Bernard Loiseau ( à Chamalières - à Saulieu) est un chef cuisinier et restaurateur français du restaurant gastronomique Relais Bernard Loiseau, à Saulieu, en Côte-d'Or, en Bourgogne-Franche-Comté[1],[2]. Avec ses trois étoiles au Guide Michelin, et 19,5/20 au Gault et Millau[3], il est un des cuisiniers français les plus emblématiques, médiatiques, et célèbres des années 1980 et années 1990[4],[5].

Biographie[modifier | modifier le code]

Bernard Loiseau naît le 13 janvier 1951 à Chamalières, en Auvergne[6]. Fine cuisinière, sa mère lui transmet son amour de la cuisine française, et quelque une de ses recettes de prédilection, dont la tourte aux champignons , et l’épaule d’agneau... Il épouse Dominique Brunet en 1989, avec qui il aura trois enfants, Bérangère, Bastien et Blanche. En 1968, il entre en apprentissage en même temps que Guy Savoy à l'âge de 16 ans chez les frères Troisgros, à Roanne[7], l'année où le restaurant obtient sa troisième étoile au Guide Michelin, consécration du monde gastronomique culinaire qu'il se fixe alors d'obtenir un jour personnellement. Il obtient son CAP de cuisinier en 1971[8], et est engagé par le chef parisien Claude Verger (un de ses mentors) à La Barrière de Clichy, à Clichy, qui lui confie en 1975 la gérance du restaurant qu'il vient d'acheter, La Côte d'Or à Saulieu, sur la route nationale 6, en Bourgogne, où le chef Alexandre Dumaine (1895-1974) a contribué à la gloire de la gastronomie française entre 1935 et 1964. En 1982, après sept ans de gérance, Bernard Loiseau rachète le restaurant (actuel Relais Bernard Loiseau) en s'endettant lourdement, et voue alors entièrement sa vie à refaire de cet établissement, après son célèbre prédécesseur qu'il admire, l'un des hauts lieux de la gastronomie et du prestige culinaire français.
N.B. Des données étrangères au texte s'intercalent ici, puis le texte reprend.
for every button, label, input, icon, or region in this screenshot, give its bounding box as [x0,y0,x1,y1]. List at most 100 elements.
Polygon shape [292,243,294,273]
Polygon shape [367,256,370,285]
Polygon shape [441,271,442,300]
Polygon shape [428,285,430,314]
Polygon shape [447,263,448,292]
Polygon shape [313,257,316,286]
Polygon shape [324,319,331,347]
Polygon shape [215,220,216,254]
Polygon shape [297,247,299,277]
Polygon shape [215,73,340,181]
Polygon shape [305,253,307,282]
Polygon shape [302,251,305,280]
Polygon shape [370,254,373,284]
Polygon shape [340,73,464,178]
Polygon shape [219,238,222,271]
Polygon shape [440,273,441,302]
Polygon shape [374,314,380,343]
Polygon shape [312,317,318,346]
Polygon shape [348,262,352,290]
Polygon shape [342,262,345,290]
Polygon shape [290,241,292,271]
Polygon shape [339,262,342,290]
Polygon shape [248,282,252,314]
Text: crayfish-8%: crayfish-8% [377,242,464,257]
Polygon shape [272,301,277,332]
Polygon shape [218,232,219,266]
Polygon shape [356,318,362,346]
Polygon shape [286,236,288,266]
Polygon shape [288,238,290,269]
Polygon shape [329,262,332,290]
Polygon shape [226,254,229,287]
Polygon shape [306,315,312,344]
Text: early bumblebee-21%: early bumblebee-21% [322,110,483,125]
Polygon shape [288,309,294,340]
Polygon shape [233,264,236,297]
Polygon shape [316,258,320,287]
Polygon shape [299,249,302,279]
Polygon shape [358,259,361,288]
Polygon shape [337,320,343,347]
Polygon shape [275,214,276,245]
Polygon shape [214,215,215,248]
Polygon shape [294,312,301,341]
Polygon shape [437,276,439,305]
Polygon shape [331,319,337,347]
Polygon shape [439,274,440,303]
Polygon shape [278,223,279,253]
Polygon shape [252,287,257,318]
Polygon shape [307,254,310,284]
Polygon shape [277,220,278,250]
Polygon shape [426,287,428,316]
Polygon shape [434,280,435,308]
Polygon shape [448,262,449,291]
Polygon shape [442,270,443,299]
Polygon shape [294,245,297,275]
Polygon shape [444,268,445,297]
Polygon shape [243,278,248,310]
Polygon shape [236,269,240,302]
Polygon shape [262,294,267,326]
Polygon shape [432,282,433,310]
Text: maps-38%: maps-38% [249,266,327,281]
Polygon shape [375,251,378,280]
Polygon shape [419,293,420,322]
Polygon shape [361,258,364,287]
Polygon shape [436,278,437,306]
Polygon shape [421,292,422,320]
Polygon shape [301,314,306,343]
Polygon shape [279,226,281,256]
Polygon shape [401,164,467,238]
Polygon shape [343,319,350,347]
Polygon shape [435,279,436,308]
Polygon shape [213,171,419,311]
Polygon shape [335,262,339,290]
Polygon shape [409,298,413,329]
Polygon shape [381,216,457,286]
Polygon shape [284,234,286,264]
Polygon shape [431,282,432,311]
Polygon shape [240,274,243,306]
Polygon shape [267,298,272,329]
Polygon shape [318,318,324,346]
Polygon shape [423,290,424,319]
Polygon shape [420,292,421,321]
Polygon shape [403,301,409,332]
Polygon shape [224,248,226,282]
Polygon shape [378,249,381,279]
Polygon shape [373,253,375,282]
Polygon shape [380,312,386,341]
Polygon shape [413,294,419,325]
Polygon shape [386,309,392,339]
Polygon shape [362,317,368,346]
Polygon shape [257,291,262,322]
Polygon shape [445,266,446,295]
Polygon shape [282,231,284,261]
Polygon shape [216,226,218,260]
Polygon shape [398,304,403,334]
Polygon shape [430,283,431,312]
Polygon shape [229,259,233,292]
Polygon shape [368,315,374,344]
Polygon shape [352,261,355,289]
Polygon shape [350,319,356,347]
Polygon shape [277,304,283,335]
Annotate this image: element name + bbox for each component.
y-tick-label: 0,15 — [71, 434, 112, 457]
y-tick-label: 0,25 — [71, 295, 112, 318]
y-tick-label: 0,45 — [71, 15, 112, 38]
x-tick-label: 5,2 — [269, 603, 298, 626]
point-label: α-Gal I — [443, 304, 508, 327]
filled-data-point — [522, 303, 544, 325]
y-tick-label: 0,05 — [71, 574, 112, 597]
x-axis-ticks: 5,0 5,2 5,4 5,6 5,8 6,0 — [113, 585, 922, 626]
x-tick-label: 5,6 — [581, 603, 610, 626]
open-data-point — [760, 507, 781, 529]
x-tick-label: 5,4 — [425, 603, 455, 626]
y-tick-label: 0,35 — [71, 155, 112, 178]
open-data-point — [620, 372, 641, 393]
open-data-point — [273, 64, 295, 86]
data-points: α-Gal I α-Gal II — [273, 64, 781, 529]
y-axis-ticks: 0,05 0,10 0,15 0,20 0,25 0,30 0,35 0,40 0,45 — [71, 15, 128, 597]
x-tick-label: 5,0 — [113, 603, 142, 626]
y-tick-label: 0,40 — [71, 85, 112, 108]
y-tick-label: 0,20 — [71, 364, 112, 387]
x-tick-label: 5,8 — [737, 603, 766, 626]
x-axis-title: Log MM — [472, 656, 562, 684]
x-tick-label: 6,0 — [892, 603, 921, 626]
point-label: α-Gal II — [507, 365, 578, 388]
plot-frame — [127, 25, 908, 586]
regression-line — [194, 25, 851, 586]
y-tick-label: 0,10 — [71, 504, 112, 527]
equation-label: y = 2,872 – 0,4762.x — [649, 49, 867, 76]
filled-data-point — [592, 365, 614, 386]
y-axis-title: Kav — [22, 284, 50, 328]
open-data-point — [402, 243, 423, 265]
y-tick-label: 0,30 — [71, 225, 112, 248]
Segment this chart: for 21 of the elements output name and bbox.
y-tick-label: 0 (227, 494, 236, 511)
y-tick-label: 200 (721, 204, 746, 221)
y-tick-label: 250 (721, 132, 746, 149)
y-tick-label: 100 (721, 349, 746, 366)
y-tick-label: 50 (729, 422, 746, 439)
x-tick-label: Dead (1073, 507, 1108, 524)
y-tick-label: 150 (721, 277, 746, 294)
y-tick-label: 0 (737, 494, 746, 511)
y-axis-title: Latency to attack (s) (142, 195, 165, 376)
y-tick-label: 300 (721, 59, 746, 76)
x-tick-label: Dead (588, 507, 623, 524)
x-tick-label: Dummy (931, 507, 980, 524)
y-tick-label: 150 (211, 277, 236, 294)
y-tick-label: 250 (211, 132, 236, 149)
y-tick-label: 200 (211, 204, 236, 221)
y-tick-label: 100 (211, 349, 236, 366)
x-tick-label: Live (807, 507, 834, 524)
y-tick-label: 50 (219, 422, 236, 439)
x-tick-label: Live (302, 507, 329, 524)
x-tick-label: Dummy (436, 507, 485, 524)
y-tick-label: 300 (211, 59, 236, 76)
En 1991, il obtient la consécration du milieu gastronomique, trois étoiles au Guide Michelin, et publie son premier livre de cuisine L'Envolée des saveurs. Il devient un des chefs les plus célèbres de la gastronomie française par son charisme et son sens des médias, dont il se sert pour développer son établissement. En 1995, inspiré de ses pairs, Paul Bocuse, Joël Robuchon, Georges Blanc, Alain Ducasse, ou Marc Veyrat..., il développe son activité gastronomique par une gamme de produits dérivés sous son nom, et créé sa Boutique Bernard Loiseau, ainsi que deux restaurants à Paris en 1998 et 1999 : Tante Louise (actuel Loiseau Rive Droite) et Tante Marguerite (actuel Loiseau Rive Gauche), et développe une gamme de plats cuisinés pour la grande distribution avec la société de restauration AGIS[9]... En décembre 1998, il fonde la société Bernard Loiseau SA, qu'il introduit sur le Second Marché de la Bourse de Paris, devenant ainsi le premier chef au monde à être coté en Bourse, ce qui lui vaut la une du New York Times[10].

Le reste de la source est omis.